Traci Williams ’AC
One could find the ABC’s of Smith College’s Black Students’ Alliance (BSA) on the Smith Social Network (SSN) easily. One would learn BSA is Smith’s first and oldest Unity Organization, founded in 1969, but would not learn that this founding occurred barely a year before Dr. Johnella Butler, Chair of African American Studies, and a group of African American students planned and executed the Bridge Welcome Program in 1970. This timeline is not coincidental.
Unsurprisingly, the SSN will inform, “the Black Students’ Alliance represents all Smith students who identify as Black,” but it does not inform that “Black” is not defined by the social construct of race in the Americas. The BSA Black is diasporic, crossing international borders to include students of Caribbean, African, Latino, Hispanic and US decent.
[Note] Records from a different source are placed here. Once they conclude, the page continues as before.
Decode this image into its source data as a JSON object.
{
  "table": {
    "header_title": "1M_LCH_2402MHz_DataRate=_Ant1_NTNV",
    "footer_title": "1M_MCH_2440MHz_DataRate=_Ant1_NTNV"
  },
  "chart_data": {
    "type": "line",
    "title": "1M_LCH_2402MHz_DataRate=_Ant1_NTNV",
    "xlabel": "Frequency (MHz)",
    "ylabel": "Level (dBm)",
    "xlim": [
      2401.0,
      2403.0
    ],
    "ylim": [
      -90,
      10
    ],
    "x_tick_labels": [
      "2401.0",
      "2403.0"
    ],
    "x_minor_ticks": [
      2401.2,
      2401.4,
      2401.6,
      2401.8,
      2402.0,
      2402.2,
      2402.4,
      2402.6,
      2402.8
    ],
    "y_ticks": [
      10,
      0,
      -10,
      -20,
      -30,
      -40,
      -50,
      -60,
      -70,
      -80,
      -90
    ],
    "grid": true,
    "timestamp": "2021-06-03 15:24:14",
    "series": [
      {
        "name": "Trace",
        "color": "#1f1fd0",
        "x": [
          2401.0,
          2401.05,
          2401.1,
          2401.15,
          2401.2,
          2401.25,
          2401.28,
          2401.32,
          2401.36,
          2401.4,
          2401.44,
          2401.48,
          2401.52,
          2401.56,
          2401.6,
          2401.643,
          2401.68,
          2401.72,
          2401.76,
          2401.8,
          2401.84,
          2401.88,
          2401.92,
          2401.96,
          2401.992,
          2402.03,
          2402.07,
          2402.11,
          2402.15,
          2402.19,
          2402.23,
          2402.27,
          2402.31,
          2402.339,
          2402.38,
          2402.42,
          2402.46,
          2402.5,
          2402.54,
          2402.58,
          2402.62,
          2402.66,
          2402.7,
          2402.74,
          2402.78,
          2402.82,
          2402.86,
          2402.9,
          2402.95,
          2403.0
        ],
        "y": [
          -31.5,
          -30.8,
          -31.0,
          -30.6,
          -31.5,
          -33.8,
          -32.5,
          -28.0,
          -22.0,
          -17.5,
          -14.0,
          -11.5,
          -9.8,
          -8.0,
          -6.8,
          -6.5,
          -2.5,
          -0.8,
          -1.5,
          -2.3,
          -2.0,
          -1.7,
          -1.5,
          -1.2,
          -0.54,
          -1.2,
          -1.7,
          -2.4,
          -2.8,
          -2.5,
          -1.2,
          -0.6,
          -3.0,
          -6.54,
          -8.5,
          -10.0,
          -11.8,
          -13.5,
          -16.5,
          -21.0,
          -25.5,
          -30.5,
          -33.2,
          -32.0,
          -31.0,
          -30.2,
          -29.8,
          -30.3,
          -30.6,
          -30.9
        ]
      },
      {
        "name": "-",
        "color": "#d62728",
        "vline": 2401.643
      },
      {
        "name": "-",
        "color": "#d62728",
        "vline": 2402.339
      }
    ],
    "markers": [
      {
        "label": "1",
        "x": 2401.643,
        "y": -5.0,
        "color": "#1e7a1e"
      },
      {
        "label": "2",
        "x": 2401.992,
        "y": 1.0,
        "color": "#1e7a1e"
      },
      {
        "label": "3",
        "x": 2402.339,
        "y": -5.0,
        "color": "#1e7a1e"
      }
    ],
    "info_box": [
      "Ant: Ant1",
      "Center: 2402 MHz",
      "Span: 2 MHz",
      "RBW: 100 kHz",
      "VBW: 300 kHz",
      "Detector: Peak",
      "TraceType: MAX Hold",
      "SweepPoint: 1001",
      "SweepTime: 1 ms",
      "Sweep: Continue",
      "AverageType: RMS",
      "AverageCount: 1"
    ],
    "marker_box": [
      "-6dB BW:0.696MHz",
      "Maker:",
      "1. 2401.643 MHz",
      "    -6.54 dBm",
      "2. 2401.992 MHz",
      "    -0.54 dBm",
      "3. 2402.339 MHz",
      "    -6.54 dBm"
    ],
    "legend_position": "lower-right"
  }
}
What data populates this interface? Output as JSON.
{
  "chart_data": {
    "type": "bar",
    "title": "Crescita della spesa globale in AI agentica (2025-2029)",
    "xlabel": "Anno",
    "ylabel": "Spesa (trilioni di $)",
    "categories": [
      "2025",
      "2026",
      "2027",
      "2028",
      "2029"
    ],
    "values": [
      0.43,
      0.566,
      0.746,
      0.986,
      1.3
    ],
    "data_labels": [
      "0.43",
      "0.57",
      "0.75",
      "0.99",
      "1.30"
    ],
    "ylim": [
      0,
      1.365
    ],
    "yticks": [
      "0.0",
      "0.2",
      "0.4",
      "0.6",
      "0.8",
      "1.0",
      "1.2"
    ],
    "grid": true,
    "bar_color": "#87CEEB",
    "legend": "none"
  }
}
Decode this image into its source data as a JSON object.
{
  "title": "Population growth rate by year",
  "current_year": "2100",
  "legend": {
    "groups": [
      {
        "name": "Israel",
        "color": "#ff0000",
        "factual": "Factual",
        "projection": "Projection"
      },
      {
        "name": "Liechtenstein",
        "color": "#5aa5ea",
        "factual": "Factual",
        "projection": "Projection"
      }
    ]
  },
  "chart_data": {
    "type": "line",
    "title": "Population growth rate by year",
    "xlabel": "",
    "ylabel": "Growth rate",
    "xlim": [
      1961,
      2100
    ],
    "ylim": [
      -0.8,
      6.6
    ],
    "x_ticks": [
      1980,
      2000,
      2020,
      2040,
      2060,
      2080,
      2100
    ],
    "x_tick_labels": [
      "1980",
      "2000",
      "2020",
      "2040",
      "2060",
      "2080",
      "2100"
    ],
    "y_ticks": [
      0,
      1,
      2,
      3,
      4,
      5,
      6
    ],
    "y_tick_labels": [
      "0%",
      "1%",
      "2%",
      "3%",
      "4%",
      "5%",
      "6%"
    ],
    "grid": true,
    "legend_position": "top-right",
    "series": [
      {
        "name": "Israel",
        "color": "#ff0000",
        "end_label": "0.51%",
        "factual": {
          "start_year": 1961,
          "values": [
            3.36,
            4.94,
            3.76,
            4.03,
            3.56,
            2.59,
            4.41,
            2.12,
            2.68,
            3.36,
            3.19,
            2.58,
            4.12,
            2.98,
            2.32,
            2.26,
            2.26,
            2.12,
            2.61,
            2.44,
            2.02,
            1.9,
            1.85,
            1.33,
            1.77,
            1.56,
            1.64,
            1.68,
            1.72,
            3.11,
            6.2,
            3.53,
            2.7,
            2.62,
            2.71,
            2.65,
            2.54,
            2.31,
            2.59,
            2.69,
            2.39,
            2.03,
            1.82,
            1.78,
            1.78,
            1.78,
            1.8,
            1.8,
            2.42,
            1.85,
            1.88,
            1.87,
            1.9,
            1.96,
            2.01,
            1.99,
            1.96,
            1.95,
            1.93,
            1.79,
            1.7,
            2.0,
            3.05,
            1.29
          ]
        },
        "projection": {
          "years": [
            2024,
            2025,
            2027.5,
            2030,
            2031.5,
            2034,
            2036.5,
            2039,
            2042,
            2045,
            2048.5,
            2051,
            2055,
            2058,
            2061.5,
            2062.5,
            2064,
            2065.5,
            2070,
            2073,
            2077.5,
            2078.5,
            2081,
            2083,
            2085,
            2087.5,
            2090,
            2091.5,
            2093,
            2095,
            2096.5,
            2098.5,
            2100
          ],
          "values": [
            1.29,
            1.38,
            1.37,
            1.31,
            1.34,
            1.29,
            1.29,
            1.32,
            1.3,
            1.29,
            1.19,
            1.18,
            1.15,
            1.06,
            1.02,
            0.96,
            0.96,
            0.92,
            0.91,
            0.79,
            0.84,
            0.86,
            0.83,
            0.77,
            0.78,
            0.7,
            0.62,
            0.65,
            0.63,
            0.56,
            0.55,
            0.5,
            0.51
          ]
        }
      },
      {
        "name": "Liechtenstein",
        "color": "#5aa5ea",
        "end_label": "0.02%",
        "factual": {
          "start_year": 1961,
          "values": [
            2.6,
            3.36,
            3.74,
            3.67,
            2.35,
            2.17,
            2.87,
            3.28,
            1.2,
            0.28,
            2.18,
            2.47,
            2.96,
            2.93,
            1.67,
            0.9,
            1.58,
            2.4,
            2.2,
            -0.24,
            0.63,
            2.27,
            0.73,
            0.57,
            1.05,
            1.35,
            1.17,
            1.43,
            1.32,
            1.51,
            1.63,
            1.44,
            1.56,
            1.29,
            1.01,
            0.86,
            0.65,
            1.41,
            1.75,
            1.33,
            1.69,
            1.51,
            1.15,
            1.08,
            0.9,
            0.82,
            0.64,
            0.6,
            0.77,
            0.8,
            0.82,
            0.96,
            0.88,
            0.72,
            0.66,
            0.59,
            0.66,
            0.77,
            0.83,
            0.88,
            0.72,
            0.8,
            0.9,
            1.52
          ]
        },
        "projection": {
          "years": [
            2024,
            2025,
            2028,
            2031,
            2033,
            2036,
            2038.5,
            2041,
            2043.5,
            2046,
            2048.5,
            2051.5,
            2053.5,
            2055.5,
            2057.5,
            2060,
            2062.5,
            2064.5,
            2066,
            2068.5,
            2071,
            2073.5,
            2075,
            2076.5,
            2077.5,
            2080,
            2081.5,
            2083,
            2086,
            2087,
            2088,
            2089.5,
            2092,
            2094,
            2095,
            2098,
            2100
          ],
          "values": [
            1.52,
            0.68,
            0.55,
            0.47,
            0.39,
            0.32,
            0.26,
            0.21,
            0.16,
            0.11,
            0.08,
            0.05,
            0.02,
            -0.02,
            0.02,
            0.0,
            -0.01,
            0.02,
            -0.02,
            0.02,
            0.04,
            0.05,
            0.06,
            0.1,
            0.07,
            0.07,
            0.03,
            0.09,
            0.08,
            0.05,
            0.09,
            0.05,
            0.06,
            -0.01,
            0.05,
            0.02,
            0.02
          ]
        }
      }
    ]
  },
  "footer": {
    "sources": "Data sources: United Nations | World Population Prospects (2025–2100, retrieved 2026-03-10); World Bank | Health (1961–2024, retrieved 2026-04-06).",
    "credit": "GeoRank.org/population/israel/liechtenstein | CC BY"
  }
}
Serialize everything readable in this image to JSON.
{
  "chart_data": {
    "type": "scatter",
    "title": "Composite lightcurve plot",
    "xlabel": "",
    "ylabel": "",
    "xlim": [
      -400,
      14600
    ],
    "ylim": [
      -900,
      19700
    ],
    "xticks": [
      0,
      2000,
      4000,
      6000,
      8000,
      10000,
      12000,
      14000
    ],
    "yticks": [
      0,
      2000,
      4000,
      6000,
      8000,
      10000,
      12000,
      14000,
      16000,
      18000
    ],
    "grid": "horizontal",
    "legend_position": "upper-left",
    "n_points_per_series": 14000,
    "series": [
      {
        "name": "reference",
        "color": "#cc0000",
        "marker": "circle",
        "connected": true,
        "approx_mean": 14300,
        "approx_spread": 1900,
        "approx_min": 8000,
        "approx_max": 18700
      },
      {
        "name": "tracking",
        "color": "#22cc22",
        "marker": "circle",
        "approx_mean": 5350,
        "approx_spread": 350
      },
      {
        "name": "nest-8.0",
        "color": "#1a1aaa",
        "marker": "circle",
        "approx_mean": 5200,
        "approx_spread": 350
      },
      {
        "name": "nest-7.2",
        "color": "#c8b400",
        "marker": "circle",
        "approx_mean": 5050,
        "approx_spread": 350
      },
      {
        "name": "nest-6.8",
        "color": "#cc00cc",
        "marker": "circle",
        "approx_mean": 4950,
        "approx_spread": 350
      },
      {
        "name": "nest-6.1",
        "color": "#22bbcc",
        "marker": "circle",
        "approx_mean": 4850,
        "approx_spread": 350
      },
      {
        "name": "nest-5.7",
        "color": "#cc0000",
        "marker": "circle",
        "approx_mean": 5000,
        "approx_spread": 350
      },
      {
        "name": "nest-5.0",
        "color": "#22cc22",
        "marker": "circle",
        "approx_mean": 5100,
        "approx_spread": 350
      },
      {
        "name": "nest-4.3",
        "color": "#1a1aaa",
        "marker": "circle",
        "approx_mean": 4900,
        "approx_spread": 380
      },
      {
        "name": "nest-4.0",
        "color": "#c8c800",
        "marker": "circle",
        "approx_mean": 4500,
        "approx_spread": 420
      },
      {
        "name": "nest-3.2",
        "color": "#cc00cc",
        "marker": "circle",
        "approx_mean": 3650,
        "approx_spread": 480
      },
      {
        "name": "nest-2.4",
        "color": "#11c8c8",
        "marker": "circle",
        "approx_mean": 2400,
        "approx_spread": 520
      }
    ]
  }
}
Despite the BSA’s declaration on the Social Network that it welcomes all Smith students to participate in its activities, invites all Smith students to become members, and represents all Smith students, those who identify as Black and those who do not — white, yellow, brown, or other — who consider themselves allies to Black students and all students of color, this organization has been perceived and accused by some as an “exclusive” unity organization. However, this is a mischaracterization. Careful attention and trust in the word “unity” would immediately render that myth void, untrue and without substance or merit. Any Smith student who does not trust its institution’s description of BSA is welcome to visit the Mwangi Cultural Center, named for Dr. Florence N’gendo Mwangi, Class of 1961, and experience BSA members putting theory into practice.
At Mwangi, one will find humans, not only those who use she/her pronouns as the outdated Statement of Purpose on the Smith Social Network may hint with its use of “ladies,” one will find loving humans who’ve developed a “sistah-hood” (not to be confused with sisterhood) operating in and fulfilling the founding purposes of the Black Students’ Alliance: the promotion of all things Black including “cultural, social and political awareness within [and beyond the sidewalks of] the Smith College community.” One will find BSA members at work maintaining and strengthening established intra and “inter-collegiate bonds amongst the Black student organizations within the 5-college area.” And, on occasion, one may even find Mwangi empty, as BSA members are off-campus, serving and giving back to the community, meeting the people at their needs.
Lastly, the presence of Smith’s Black Students’ Alliance operates parallel to Doctors Without Borders (DWB), as the BSA’s energy, gifts and talents — all wrapped in a genuine love for the betterment of all people — are not confined to a gathering at Mwangi, a community outreach, or a party in the Carroll Room. (By the way, BSA thanks all who supported and attended its party this past Saturday.) No, like the DWB, the BSA love amongst its members cannot be contained.
If one looks, dismissing prejudice, preconceived notions and stereotypes, one will experience a transfer of that love as one crosses paths in the hallways, on the lawns, in the libraries, in the dining rooms, in the Campus Center and even in one’s house. Yes, if one is open-minded and open-hearted enough not to side-step or look down or away when encountering a Black student on this Smith campus or in the community, one could know the joy that comes with being in unity with the Black Students’ Alliance; the peace of having a space, a home away from home (sometimes better than home), where one is free to relax, to relate, and to release without fear of judgment; where one can simply (B)e (S)upported (A)lways in all ways. The spirit of Smith’s Black Students’ Alliance is in the air. All one has to do is breathe.